Pak quake toll 328
In this photo released by the Pakistani government yesterday, people walk on an island that appeared two kilometres off the coastline of Gwadar, after an earthquake the day before. The island is about 60 to 70 feet (18 to 21 metres) high, up to 300 feet long and up to 120 feet wide. Gary Gibson, a seismologist with Australia's University of Melbourne, said the new island was likely to be a "mud volcano", created by methane gas forcing materials upwards during the violent shaking of the earthquake. The so-called island is not a fixed structure but a body of mud that will be broken down by wave activity and dispersed over time, the scientist said. Photo: AFP
The death toll from a powerful earthquake in southwest Pakistan rose to 328 yesterday after hundreds of mud houses collapsed on residents throughout the remote and thinly populated area, local officials said.
Desperate villagers in southwest Pakistan clawed through the wreckage of their ruined homes yesterday, a day after the huge 7.7-magnitude earthquake struck Baluchistan province's remote Awaran district.
At least 328 people have been confirmed dead and more than 450 injured, according to the Provincial Disaster Management Authority (PDMA) and the Baluchistan government.
In the village of Dalbedi, the earthquake -- Pakistan's deadliest since the devastating Kashmir quake of 2005, which killed 73,000 -- flattened some 250 houses, an AFP photographer said.
Bewildered villagers dug with their hands through the rubble of their mud houses in Dalbedi to retrieve what was left of their meagre possessions.
Their simple houses destroyed, they used rags, old clothes, sheets and branches to shelter their families from the sun.
Farmer Noor Ahmed, 45, said the strong tremors lasted for two minutes and turned buildings in the village into piles of mud.
"We have lost everything, even our food is now buried under mud and water from underground channels is now undrinkable because of excessive mud in it due to the earthquake," he told AFP.
Jan Muhammad Buledi, spokesman for the Baluchistan government, gave the death toll and told AFP it was likely to rise as rescue teams reach more villages in the area, which has been rattled by more than a dozen aftershocks.
More than 300,000 people had been affected by the quake across six districts -- Awaran, Kech, Gwadar, Panjgur, Chaghi and Khuzdar -- he said.
"People are still trapped under the rubble but it is a huge disaster and it will take time to reach and rescue all the people," he said.
PDMA official Ahmad Nawaz confirmed the death toll and said the injured numbered 498.

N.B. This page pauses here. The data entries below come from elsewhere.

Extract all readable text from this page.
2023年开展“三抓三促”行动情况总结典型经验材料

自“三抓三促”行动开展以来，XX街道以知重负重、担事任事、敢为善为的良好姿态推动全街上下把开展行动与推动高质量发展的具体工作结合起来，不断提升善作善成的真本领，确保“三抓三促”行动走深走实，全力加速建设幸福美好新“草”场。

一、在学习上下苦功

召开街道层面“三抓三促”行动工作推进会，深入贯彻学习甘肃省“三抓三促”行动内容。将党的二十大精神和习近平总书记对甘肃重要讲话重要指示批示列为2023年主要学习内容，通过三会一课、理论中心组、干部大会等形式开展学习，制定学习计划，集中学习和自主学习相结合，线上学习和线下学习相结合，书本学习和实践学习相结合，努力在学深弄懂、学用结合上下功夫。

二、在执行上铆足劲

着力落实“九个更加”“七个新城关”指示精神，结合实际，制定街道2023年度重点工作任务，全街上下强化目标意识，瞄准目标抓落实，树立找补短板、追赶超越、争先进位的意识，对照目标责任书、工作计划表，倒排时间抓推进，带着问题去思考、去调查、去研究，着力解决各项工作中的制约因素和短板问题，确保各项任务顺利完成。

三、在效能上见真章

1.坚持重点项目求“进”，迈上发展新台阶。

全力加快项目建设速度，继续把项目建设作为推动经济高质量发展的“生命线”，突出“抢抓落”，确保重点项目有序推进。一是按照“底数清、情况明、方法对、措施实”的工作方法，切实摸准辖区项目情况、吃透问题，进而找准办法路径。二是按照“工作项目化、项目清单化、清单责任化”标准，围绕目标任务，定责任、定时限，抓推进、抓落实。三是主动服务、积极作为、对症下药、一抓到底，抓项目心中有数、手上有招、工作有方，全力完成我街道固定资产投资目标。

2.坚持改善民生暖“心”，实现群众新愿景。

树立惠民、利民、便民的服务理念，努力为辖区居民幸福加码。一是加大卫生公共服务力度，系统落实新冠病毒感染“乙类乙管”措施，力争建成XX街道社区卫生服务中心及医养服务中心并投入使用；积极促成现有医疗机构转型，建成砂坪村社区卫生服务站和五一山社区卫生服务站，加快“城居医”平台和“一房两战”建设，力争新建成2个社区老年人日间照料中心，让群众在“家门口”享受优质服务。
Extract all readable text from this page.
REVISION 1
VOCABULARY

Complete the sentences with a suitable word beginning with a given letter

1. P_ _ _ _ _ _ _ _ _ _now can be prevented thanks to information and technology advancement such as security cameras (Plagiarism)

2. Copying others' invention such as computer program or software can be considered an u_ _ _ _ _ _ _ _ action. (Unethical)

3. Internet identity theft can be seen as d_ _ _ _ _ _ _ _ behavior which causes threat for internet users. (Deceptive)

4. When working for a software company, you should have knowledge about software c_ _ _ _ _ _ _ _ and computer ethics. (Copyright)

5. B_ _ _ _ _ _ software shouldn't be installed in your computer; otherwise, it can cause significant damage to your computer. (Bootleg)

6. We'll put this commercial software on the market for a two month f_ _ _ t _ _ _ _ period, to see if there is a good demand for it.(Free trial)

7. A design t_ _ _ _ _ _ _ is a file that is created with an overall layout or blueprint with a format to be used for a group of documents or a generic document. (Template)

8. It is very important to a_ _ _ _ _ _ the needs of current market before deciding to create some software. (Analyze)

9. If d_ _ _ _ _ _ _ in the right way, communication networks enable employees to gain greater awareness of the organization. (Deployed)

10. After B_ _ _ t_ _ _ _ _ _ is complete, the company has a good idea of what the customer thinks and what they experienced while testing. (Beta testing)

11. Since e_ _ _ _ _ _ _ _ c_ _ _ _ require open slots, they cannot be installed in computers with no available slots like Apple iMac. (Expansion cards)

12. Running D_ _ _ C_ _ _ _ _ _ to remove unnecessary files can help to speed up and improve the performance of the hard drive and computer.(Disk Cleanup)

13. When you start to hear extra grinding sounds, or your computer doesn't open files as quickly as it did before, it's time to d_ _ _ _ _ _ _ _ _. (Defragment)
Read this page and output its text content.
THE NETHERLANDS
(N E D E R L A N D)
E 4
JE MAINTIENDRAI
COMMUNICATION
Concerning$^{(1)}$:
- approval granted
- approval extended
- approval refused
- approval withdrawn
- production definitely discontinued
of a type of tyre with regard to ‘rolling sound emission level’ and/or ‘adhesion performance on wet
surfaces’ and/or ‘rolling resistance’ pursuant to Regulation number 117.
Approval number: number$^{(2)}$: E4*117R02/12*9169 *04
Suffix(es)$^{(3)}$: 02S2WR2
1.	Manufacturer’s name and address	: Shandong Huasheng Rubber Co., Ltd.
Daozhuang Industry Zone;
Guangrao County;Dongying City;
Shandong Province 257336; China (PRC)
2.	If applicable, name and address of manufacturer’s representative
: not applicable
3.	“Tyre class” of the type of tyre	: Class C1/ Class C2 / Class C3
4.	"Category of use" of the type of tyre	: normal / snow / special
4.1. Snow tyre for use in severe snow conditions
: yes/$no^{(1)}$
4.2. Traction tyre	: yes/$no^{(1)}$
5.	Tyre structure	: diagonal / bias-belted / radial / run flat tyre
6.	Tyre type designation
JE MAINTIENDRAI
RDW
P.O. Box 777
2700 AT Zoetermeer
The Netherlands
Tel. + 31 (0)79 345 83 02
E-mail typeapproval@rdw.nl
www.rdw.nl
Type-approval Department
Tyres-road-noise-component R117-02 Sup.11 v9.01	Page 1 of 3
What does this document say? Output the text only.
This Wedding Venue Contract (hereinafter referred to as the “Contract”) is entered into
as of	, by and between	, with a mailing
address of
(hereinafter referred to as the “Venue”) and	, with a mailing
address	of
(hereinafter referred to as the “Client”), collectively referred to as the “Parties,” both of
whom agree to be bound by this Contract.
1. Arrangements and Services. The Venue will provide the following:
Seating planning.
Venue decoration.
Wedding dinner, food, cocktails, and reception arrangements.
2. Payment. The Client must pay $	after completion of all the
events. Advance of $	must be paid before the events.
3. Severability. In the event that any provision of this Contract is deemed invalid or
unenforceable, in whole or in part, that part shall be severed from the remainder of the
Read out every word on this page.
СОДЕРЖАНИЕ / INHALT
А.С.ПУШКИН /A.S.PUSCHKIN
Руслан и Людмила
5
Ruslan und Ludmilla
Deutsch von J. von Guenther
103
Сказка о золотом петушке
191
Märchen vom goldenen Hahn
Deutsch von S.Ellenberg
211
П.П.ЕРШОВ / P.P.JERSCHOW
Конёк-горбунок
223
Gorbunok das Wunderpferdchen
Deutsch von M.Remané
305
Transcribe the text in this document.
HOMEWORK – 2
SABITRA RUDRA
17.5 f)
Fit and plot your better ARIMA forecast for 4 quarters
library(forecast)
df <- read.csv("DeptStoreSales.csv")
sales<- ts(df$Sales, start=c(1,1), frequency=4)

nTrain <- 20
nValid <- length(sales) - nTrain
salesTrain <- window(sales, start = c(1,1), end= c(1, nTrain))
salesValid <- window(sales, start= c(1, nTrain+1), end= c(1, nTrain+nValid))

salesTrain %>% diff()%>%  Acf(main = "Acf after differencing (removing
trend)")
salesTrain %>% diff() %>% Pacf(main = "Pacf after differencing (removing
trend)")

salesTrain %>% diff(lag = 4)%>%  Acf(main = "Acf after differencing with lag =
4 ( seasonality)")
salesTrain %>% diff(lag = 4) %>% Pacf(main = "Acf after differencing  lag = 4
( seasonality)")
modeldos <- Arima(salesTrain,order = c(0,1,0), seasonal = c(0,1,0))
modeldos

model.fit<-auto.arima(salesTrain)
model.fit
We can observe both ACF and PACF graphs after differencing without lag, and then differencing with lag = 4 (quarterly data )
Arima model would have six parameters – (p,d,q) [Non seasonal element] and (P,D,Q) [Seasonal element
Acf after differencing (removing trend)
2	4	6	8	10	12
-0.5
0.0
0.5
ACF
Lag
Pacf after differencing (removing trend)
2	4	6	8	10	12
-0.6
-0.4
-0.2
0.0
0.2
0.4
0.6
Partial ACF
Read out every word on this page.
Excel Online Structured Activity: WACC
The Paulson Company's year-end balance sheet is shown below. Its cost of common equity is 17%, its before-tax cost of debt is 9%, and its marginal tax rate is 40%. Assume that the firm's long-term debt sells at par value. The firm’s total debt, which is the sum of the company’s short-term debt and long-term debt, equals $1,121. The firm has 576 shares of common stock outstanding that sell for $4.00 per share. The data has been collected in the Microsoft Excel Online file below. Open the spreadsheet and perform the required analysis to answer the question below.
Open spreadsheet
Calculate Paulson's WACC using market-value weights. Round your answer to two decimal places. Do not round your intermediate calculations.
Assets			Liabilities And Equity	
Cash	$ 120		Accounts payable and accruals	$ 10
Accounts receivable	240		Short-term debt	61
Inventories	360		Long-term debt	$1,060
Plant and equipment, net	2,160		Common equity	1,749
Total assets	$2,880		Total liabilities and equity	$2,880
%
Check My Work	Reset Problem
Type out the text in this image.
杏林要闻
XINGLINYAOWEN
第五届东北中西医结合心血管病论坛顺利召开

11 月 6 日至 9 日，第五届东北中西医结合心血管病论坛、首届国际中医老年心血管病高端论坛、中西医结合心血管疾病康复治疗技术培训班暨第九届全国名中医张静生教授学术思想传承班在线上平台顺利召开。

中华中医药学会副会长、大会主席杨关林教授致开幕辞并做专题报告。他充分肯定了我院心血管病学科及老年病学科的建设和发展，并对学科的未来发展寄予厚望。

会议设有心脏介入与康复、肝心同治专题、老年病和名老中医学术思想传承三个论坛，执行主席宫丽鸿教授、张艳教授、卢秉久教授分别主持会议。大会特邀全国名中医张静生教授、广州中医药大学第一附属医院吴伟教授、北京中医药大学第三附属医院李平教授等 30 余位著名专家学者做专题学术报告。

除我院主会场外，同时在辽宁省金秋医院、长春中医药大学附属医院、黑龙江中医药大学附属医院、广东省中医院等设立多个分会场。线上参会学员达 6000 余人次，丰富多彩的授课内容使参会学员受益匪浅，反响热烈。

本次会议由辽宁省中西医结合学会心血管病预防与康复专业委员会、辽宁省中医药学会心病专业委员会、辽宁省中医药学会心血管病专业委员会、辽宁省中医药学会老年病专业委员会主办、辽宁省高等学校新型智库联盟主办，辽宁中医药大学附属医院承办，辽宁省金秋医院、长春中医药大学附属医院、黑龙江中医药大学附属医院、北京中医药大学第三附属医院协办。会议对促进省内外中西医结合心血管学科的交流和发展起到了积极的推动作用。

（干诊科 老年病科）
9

The authorities have prioritised finding the injured and getting them to hospital, but the task is hampered by the area's remoteness and the limited infrastructure.
They are also trying to provide tents to shelter the thousands left homeless.
The army has rushed medical staff and troops to the devastated area to help with rescue efforts, along with seven tonnes of food and a tonne of medicine.
The scale of the territory involved is daunting. Awaran's population is scattered over an area of more than 21,000 square kilometres.
Baluchistan makes up about 45 percent of Pakistan's area but is the country's least populated and least developed province. The area is also rife with separatist and Islamist militants as well as bandits.
Tremors were felt on Tuesday as far away as New Delhi and even Dubai in the Gulf, while people in the Indian city of Ahmedabad, near the border with Pakistan, ran into the streets in panic.